By Nick Thayer, professional healthcare and policy researcher at the Company Chemists’ Association (CCA)
For years, the community pharmacy sector has been mindful of digital innovation disrupting the network, and the recent registration of Amazon’s UK trademark will raise alarm bells for some. However, I think that using new technologies to provide the best quality care to patients and customers should be in every pharmacy’s business plan. Indeed, the current Community Pharmacy Contractual Framework (CPCF) specifically references transformation through new technology.
The threat of Amazon (or any other technology driven company) is that they can provide dispensing services to large swathes of the population, disrupting the status-quo. History has shown Amazon entering markets and providing convenience through a combination of automation and logistics. With large volumes of prescriptions dispensed by a few new actors, the viability of the pharmacy on the high street is at real risk. If pharmacy as a sector does not embrace change, then more closures could be a real possibility. Whether you view pharmacies as a commissioner or a patient, experience and cost will drive behaviour. Whilst the relationships pharmacy teams have with their communities are strong, they are unlikely to offer protection for a sector that does not embrace innovation.
Embracing the learnings of other sectors and incorporating new technologies will allow all pharmacies to provide something valued by patients. Legal changes in 2021 will create a level playing field where businesses large and small can take advantage of new innovations – such as remote assembly. To ‘protect’ your business, there is a constant need to find the ‘new’ and differentiate on experience.
CCA member companies are no strangers to innovation. Online pharmacies and apps are becoming ever more embedded into the menu of choices for patients. Increasingly, patients can choose to access their medication through the route that best suits them, whether that be online, in person or through a changing mixture.
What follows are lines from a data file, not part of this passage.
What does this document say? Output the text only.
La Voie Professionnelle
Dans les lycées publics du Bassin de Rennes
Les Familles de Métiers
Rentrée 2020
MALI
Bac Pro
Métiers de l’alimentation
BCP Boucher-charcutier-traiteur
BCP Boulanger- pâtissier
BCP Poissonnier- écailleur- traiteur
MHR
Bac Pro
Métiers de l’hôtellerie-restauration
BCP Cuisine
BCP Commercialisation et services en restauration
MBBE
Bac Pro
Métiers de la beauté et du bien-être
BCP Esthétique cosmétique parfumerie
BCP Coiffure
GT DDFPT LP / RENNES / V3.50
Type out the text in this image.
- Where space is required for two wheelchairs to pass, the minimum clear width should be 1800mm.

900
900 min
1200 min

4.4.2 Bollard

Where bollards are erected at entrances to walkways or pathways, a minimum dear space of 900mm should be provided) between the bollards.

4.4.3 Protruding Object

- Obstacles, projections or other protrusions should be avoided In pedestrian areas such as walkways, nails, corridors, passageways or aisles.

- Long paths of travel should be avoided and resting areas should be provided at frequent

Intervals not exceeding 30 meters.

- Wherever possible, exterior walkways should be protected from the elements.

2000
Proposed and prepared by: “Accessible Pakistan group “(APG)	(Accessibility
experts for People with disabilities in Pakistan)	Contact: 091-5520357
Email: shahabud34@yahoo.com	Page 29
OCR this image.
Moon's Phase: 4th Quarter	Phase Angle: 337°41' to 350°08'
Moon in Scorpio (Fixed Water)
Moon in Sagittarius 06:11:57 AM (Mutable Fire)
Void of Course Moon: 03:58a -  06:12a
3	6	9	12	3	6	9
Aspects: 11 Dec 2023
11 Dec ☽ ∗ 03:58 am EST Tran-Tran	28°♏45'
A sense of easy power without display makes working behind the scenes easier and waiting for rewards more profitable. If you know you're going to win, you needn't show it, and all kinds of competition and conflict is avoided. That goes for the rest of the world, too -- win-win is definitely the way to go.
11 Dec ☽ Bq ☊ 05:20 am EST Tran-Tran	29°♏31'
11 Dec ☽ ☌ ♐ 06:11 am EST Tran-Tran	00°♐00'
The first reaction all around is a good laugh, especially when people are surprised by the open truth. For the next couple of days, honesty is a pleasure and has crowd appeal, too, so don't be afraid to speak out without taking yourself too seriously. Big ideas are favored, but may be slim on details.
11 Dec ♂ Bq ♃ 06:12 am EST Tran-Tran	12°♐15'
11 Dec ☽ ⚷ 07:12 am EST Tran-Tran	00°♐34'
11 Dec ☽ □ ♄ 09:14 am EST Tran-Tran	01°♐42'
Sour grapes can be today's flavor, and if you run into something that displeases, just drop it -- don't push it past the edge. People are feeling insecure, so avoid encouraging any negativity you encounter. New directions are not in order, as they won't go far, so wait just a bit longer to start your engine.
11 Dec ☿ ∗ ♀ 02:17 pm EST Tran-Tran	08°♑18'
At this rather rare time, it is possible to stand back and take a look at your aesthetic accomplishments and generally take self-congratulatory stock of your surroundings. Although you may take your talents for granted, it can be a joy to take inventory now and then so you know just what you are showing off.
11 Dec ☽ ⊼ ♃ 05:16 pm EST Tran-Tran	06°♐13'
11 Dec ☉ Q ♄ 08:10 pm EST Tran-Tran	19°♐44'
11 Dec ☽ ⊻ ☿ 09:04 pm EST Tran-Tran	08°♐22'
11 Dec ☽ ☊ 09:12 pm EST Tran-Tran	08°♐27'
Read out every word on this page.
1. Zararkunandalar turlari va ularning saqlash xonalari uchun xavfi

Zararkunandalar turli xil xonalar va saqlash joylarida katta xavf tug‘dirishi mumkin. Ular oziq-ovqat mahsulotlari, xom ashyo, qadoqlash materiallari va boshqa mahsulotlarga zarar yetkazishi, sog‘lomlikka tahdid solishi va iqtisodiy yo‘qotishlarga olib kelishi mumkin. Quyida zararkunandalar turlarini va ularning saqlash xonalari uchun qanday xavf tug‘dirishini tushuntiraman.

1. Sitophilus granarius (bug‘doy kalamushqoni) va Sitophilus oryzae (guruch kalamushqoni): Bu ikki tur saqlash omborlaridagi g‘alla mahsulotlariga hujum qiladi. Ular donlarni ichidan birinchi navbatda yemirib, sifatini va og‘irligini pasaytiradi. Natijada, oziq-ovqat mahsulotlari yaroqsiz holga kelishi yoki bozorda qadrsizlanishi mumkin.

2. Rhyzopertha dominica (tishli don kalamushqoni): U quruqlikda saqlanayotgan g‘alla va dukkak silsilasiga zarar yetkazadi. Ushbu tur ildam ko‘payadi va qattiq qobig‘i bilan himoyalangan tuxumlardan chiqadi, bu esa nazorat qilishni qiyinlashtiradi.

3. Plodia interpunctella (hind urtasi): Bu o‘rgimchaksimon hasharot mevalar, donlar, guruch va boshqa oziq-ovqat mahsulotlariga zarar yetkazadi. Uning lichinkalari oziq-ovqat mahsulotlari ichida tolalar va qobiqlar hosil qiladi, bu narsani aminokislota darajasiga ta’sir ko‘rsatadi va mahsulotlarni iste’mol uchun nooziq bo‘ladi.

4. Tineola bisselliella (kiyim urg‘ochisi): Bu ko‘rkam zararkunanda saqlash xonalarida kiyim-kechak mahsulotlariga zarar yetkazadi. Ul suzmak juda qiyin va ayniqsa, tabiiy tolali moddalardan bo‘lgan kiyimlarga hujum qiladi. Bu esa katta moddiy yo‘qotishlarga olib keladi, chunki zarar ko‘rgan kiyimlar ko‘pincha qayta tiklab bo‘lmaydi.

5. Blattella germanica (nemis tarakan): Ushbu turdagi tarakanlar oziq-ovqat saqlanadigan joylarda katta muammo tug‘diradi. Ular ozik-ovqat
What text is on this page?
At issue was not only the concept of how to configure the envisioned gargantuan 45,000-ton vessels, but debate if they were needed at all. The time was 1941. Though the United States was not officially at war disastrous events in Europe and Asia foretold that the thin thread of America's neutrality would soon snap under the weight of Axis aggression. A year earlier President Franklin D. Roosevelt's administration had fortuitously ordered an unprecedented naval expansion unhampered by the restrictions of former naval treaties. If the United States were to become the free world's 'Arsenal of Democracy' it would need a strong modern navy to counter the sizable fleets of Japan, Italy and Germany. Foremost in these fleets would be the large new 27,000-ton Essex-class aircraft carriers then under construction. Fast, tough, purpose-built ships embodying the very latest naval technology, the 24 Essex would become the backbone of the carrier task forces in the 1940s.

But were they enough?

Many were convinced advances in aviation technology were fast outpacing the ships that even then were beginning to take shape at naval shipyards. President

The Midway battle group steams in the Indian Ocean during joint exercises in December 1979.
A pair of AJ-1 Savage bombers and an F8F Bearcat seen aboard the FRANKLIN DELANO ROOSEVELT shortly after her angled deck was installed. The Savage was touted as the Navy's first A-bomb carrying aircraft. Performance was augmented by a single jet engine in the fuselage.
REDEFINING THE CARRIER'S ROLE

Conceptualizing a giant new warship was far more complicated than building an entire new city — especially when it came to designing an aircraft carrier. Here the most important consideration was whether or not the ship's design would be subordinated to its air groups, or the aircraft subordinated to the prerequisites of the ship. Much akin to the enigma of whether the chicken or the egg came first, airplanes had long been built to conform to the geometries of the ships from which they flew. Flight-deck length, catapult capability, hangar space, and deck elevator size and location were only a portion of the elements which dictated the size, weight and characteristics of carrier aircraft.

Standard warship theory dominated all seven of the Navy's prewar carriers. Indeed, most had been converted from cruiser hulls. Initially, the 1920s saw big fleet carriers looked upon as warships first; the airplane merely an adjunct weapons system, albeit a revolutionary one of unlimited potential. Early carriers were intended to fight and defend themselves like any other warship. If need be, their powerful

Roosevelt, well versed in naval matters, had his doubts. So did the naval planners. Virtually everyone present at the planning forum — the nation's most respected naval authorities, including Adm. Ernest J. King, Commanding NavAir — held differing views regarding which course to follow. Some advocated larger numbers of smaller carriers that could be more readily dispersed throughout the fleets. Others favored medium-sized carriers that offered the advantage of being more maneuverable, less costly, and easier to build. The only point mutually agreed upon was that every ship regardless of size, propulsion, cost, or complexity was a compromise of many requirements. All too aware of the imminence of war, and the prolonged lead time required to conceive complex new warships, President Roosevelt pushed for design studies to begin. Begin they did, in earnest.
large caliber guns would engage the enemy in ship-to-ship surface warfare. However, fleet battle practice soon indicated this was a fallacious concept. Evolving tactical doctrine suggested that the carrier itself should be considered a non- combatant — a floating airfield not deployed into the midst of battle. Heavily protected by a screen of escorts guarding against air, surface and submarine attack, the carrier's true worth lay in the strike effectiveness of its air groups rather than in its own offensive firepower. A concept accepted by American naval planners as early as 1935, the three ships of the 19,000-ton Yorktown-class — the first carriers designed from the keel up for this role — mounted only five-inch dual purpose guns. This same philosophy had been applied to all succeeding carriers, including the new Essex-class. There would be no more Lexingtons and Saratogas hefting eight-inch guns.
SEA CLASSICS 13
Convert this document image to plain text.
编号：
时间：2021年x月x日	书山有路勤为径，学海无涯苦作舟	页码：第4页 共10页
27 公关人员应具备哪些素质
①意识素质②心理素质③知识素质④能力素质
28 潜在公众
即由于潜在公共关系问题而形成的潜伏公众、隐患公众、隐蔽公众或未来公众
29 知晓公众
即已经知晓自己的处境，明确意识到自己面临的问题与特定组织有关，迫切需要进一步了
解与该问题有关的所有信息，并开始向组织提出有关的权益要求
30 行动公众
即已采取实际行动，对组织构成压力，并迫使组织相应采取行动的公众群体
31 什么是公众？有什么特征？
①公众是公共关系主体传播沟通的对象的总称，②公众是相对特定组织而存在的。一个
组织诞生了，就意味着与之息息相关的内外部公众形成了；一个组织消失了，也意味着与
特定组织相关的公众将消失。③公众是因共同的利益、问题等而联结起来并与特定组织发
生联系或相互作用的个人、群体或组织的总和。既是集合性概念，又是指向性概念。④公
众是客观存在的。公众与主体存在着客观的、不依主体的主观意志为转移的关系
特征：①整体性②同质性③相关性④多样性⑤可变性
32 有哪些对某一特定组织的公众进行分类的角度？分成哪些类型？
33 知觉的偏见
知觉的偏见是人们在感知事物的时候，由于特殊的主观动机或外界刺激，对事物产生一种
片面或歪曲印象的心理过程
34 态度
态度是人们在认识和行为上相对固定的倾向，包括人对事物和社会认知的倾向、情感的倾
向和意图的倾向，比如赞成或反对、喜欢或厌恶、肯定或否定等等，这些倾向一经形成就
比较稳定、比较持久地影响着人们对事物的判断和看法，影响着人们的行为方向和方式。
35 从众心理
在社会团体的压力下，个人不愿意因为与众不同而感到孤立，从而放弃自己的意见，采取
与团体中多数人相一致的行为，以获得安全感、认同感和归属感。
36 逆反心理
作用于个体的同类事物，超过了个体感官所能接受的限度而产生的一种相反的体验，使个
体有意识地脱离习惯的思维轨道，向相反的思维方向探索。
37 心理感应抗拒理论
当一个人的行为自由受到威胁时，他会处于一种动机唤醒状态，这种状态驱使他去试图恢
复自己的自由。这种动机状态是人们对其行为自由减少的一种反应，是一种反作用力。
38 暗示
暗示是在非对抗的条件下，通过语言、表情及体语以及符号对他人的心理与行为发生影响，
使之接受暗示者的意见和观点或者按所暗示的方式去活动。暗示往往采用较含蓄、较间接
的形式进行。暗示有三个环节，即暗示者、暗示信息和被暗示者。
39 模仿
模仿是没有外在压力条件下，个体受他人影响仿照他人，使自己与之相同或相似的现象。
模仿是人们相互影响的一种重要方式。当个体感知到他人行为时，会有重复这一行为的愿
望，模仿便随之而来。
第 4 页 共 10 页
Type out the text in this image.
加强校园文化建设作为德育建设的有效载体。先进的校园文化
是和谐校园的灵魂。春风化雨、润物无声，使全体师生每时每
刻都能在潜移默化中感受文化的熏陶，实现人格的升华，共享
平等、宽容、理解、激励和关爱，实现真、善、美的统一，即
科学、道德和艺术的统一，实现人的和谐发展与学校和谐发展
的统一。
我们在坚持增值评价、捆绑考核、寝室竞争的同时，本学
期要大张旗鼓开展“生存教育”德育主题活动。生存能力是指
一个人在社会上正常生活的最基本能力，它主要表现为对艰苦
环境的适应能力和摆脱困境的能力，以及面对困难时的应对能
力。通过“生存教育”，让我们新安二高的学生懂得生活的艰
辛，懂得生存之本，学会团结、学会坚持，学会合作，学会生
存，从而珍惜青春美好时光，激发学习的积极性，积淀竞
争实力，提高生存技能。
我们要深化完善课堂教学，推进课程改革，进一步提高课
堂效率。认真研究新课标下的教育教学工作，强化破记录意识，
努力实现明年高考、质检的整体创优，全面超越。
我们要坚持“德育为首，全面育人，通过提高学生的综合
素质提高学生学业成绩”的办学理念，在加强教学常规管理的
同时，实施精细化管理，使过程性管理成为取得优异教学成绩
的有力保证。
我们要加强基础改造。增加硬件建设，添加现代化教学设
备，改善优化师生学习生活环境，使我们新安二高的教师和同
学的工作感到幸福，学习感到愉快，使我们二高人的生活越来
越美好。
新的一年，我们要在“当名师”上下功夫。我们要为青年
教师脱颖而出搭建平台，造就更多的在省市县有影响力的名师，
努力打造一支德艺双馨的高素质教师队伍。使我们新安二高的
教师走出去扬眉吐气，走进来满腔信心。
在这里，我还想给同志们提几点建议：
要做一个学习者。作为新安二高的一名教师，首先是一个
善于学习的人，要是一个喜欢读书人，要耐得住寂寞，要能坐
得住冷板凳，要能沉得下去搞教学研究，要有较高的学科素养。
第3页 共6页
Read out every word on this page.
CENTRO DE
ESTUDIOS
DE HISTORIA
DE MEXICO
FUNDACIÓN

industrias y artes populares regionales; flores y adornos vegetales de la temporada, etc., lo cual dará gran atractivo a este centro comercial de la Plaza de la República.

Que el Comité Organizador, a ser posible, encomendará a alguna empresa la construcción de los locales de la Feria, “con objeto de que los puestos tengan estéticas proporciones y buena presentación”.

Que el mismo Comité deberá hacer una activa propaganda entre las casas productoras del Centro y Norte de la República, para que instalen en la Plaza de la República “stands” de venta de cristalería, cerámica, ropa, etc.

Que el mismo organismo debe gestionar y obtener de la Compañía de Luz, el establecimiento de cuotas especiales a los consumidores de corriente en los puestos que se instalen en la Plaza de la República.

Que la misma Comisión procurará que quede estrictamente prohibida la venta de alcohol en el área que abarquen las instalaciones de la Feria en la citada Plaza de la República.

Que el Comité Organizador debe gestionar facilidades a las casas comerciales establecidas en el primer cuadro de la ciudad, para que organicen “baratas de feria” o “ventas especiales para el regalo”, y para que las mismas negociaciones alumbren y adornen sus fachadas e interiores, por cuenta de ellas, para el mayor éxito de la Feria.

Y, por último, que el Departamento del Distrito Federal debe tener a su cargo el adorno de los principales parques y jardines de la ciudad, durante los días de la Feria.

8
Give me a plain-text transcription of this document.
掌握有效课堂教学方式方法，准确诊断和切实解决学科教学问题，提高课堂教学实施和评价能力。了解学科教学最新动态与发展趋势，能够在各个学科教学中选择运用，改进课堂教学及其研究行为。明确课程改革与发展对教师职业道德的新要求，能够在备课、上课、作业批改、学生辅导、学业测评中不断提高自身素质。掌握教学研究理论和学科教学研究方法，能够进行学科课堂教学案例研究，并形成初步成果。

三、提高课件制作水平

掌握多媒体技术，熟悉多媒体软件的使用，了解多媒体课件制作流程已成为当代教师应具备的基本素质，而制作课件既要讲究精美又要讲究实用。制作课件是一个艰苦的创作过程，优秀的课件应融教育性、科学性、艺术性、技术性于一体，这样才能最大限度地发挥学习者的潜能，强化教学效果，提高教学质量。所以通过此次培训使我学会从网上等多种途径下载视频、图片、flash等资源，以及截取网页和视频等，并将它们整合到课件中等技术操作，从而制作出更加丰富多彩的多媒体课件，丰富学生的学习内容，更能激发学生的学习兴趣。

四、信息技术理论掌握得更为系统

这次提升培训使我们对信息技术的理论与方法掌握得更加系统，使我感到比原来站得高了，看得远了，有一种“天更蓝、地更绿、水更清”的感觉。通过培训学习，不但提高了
Just a few years ago, collection of prescriptions from a closed pharmacy would have been unthinkable, yet an increasing number of businesses are trialling secure locker collections. Combined with text messages and in-app communications, the link between pharmacist and patient is becoming stronger than ever.
These advancements are not restricted to dispensing. For years, online doctor services have been available – providing seamless care through a combination of online and in-person consultations. The Covid pandemic has enabled pharmacies to engage with remote care, from phone calls organising deliveries for shielding patients to video-consultations for emergency hormonal contraception. In Scotland, the NHS Near Me programme shows a potential future for embedding these new technologies in everyday practice.
From apothecaries working with natural remedies, to chemist and druggists compounding early chemical cures, and through to modern day community pharmacies, our profession has always looked to adopt the latest technology. Automation, whether robotics or Hub and Spoke, is a key
example of new technology changing common practice. These developments release the time and capacity in the pharmacy to provide the care that pharmacists and their teams are so good at providing.
This year has already seen community pharmacy provide over 2.1 million flu vaccines, an incredible achievement. The introduction of the fledgling GP Community Pharmacist Consultation Service has the potential to allow for a similar impact to the care in our communities. This increasingly service led model points towards a future that is broader than just dispensing. The remainder of the CPCF is yet to be fully articulated, but it is clear there will be an ever-greater provision of services. We know that the natural location of community pharmacists increases the healthcare available in deprived areas. This is a key feature of community pharmacy that we can and must use to help reduce the health inequalities in our country. The Covid pandemic has highlighted these inequalities like never before, and we must work with our colleagues across other professions to directly tackle them.
The mix between the physical and the digital is what is needed to allow community pharmacy to flourish and provide the high-quality care everyone expects. However, even with the huge scale of changes in just a few years, often patient and professional experiences do not match that of other parts of society. People expect to be able to track their deliveries from the point of ordering, to the warehouse, to their door. People expect real time information and a seamless transition between settings.
We need the NHS to support community pharmacy in this transformation journey. This means upgrading the EPS infrastructure to meet the needs of a modern community pharmacy network. Changes to regulations to support Hub and Spoke technologies will again release the needed capacity to provide the direct care desired. All of this needs to be underpinned by a fair funding package, recognising the essential role pharmacies play within every community in the UK.
Community pharmacists have traditionally been on the cutting edge of healthcare technology. We need to embrace our legacy and provide a service that our communities need and deserve.